There are a number of indoor shopping centers in the center of the city. In total there are well over 1,000 retail stores, with a combined floor space of 340,000 m2, in Leeds City Centre.
The city center has a large pedestrian zone. Briggate is the main shopping street where one can find many well-known British High Street stores. Many companies have several stores within Central Leeds and the wider city. The Victoria Quarter is notable for its high-end luxury retailers and impressive architecture.
In the Churwell area of Leeds is the White Rose Shopping Centre. The center has over 100 high street stores anchored by Debenhams, Marks & Spencer, Primark and Sainsbury’s. Some stores have their only Leeds presence here and do not trade in Central Leeds, such as the Disney Store and Build-A-Bear workshop. There are additional shopping centers located in the many villages that became part of the county borough and in the towns that were incorporated in the City of Leeds in 1974.
Leeds displays a variety of natural and built landmarks. The city’s parks at Roundhay and Temple Newsam have long been owned and maintained by the council for the benefit of ratepayers and among the open spaces in the center of Leeds are Millennium Square, City Square, Park Square and Victoria Gardens. This last is the site of the central city war memorial: there are 42 other war memorials in the suburbs, towns and villages in the district.
The built environment embraces edifices of civic pride like Morley Town Hall and the trio of buildings in Leeds, Leeds Town Hall, Corn Exchange and Leeds City Museum. The two white buildings on the Leeds skyline are the Parkinson building of Leeds University and the Civic Hall, with golden owls adorning the tops of the latter’s twin spires.
Leeds has many large parks and open spaces. Roundhay Park is the largest park in the city, and is one of the largest city parks in Europe. The park has more than 2.8 km2 of parkland, lakes, woodland and gardens which are all owned by Leeds City Council. Other parks in the city include: Beckett Park, Bramley Fall Park, Cross Flatts Park, East End Park, Golden Acre Park, Gotts Park, the gardens and grounds of Harewood House, Horforth Hall Park, Meanwood Park, Middleton Park, Potternewton Park, Pudsey Park, Temple Newsam, Western Flatts Park and Woodhouse Moor. There are many smaller parks and open spaces scattered around the city, which makes Leeds one of the greenest cities in the United Kingdom.
Leeds has over 16 museums and galleries including 9 that are council-run.
Leeds is Purple Flag accredited to indicate an entertaining, diverse, safe and enjoyable night.
Leeds has the fourth largest student population in the country (over 200,000), and is therefore one of the UK’s hotspots for night-life. There are a large number of pubs, bars, nightclubs and restaurants, as well as a multitude of venues for live music. The full range of music tastes is catered for in Leeds.
Leeds has a well-established LGBT+ nightlife scene, predominantly located in the Freedom Quarter on Lower Briggate.
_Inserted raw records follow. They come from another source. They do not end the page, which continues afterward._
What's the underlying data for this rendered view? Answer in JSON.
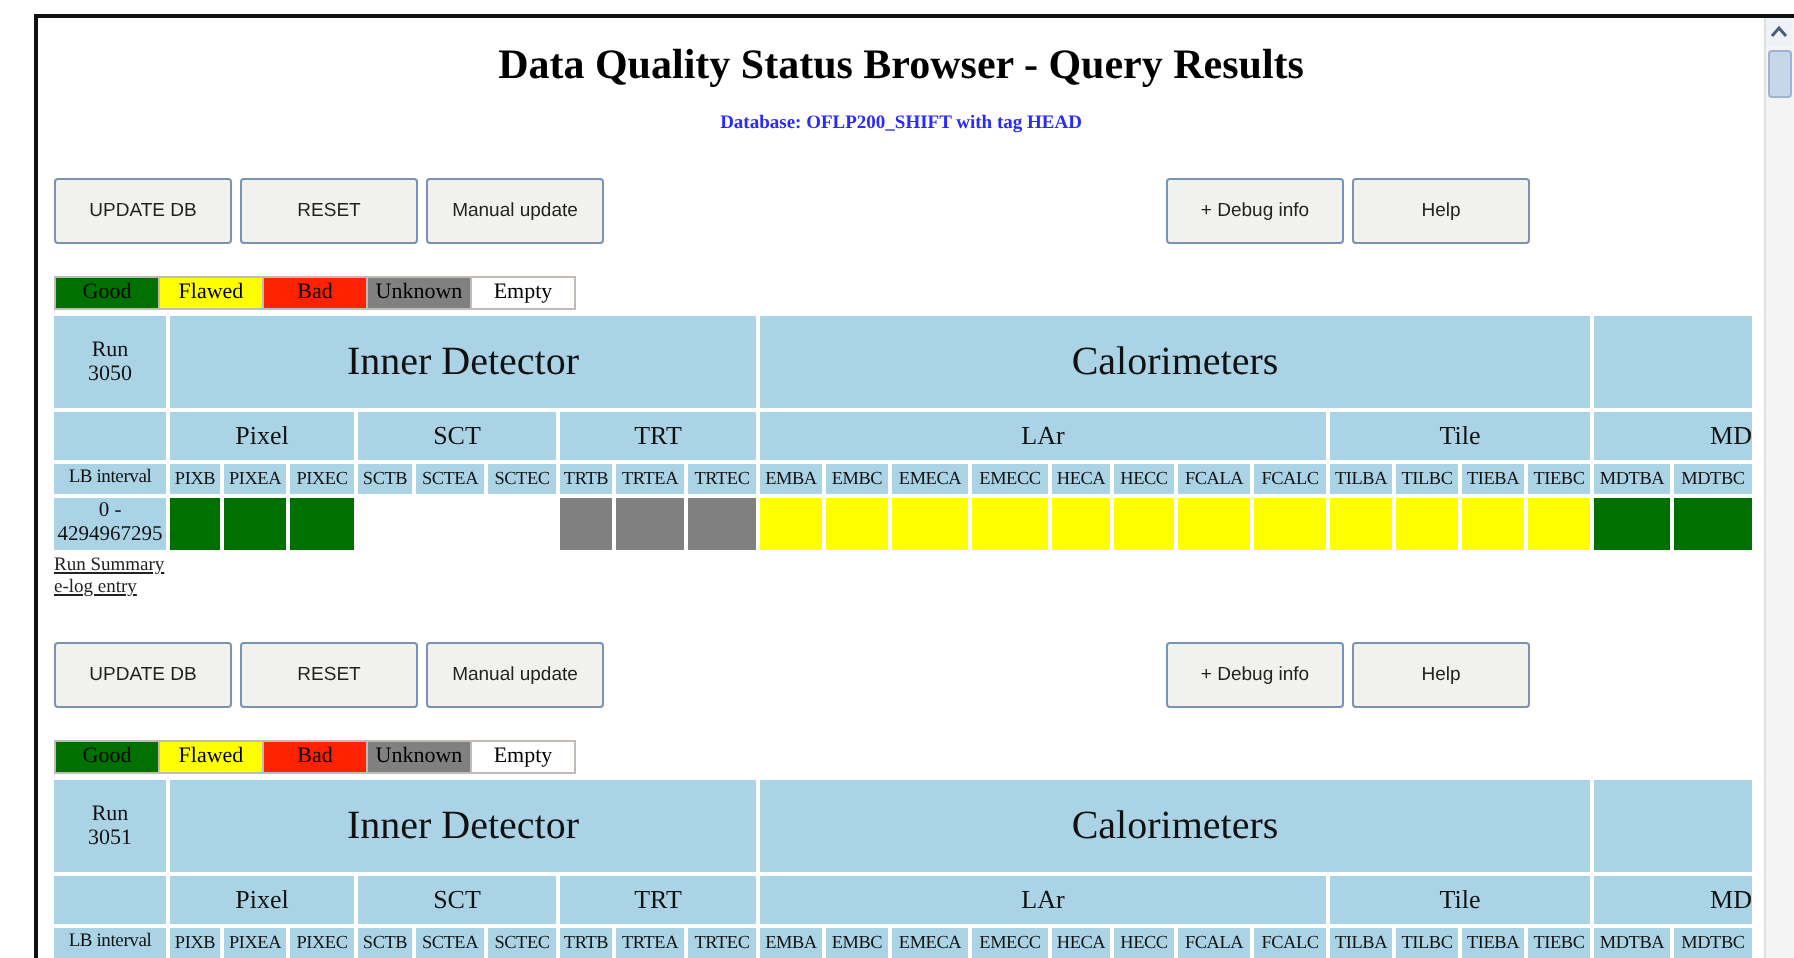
{
  "title": "Data Quality Status Browser - Query Results",
  "database": "Database: OFLP200_SHIFT with tag HEAD",
  "runs": [
    {
      "buttons_left": [
        "UPDATE DB",
        "RESET",
        "Manual update"
      ],
      "buttons_right": [
        "+ Debug info",
        "Help"
      ],
      "legend": [
        {
          "label": "Good",
          "color": "#007000"
        },
        {
          "label": "Flawed",
          "color": "#ffff00"
        },
        {
          "label": "Bad",
          "color": "#ff2200"
        },
        {
          "label": "Unknown",
          "color": "#808080"
        },
        {
          "label": "Empty",
          "color": "#ffffff"
        }
      ],
      "run": "Run 3050",
      "systems": [
        {
          "name": "Inner Detector",
          "subsystems": [
            {
              "name": "Pixel",
              "channels": [
                "PIXB",
                "PIXEA",
                "PIXEC"
              ]
            },
            {
              "name": "SCT",
              "channels": [
                "SCTB",
                "SCTEA",
                "SCTEC"
              ]
            },
            {
              "name": "TRT",
              "channels": [
                "TRTB",
                "TRTEA",
                "TRTEC"
              ]
            }
          ]
        },
        {
          "name": "Calorimeters",
          "subsystems": [
            {
              "name": "LAr",
              "channels": [
                "EMBA",
                "EMBC",
                "EMECA",
                "EMECC",
                "HECA",
                "HECC",
                "FCALA",
                "FCALC"
              ]
            },
            {
              "name": "Tile",
              "channels": [
                "TILBA",
                "TILBC",
                "TIEBA",
                "TIEBC"
              ]
            }
          ]
        },
        {
          "subsystems": [
            {
              "name": "MD",
              "channels": [
                "MDTBA",
                "MDTBC"
              ]
            }
          ]
        }
      ],
      "interval_header": "LB interval",
      "rows": [
        {
          "interval": "0 - 4294967295",
          "cells": [
            {
              "color": "#007000"
            },
            {
              "color": "#007000"
            },
            {
              "color": "#007000"
            },
            {
              "color": "#ffffff"
            },
            {
              "color": "#ffffff"
            },
            {
              "color": "#ffffff"
            },
            {
              "color": "#808080"
            },
            {
              "color": "#808080"
            },
            {
              "color": "#808080"
            },
            {
              "color": "#ffff00"
            },
            {
              "color": "#ffff00"
            },
            {
              "color": "#ffff00"
            },
            {
              "color": "#ffff00"
            },
            {
              "color": "#ffff00"
            },
            {
              "color": "#ffff00"
            },
            {
              "color": "#ffff00"
            },
            {
              "color": "#ffff00"
            },
            {
              "color": "#ffff00"
            },
            {
              "color": "#ffff00"
            },
            {
              "color": "#ffff00"
            },
            {
              "color": "#ffff00"
            },
            {
              "color": "#007000"
            },
            {
              "color": "#007000"
            }
          ]
        }
      ],
      "links": [
        "Run Summary",
        "e-log entry"
      ]
    },
    {
      "buttons_left": [
        "UPDATE DB",
        "RESET",
        "Manual update"
      ],
      "buttons_right": [
        "+ Debug info",
        "Help"
      ],
      "legend": [
        {
          "label": "Good",
          "color": "#007000"
        },
        {
          "label": "Flawed",
          "color": "#ffff00"
        },
        {
          "label": "Bad",
          "color": "#ff2200"
        },
        {
          "label": "Unknown",
          "color": "#808080"
        },
        {
          "label": "Empty",
          "color": "#ffffff"
        }
      ],
      "run": "Run 3051",
      "systems": [
        {
          "name": "Inner Detector",
          "subsystems": [
            {
              "name": "Pixel",
              "channels": [
                "PIXB",
                "PIXEA",
                "PIXEC"
              ]
            },
            {
              "name": "SCT",
              "channels": [
                "SCTB",
                "SCTEA",
                "SCTEC"
              ]
            },
            {
              "name": "TRT",
              "channels": [
                "TRTB",
                "TRTEA",
                "TRTEC"
              ]
            }
          ]
        },
        {
          "name": "Calorimeters",
          "subsystems": [
            {
              "name": "LAr",
              "channels": [
                "EMBA",
                "EMBC",
                "EMECA",
                "EMECC",
                "HECA",
                "HECC",
                "FCALA",
                "FCALC"
              ]
            },
            {
              "name": "Tile",
              "channels": [
                "TILBA",
                "TILBC",
                "TIEBA",
                "TIEBC"
              ]
            }
          ]
        },
        {
          "subsystems": [
            {
              "name": "MD",
              "channels": [
                "MDTBA",
                "MDTBC"
              ]
            }
          ]
        }
      ],
      "interval_header": "LB interval"
    }
  ]
}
The New Penny is one of the UK’s longest running LGBT+ venues, and Leeds oldest gay bar.
Popular areas for nightlife in Leeds include Call Lane, Briggate and the Arena Quarter. Towards Millennium Square is a growing entertainment district providing for both students and weekend visitors.
Yorkshire has a great history of real ale, but several bars near the railway station are fusing traditional beers with a modern bar. Popular bars such as this include The Hop, The Cross Keys and The Brewery Tap. Leeds also hosts an annual Leeds International Beer Festival, held at Leeds Town Hall every September.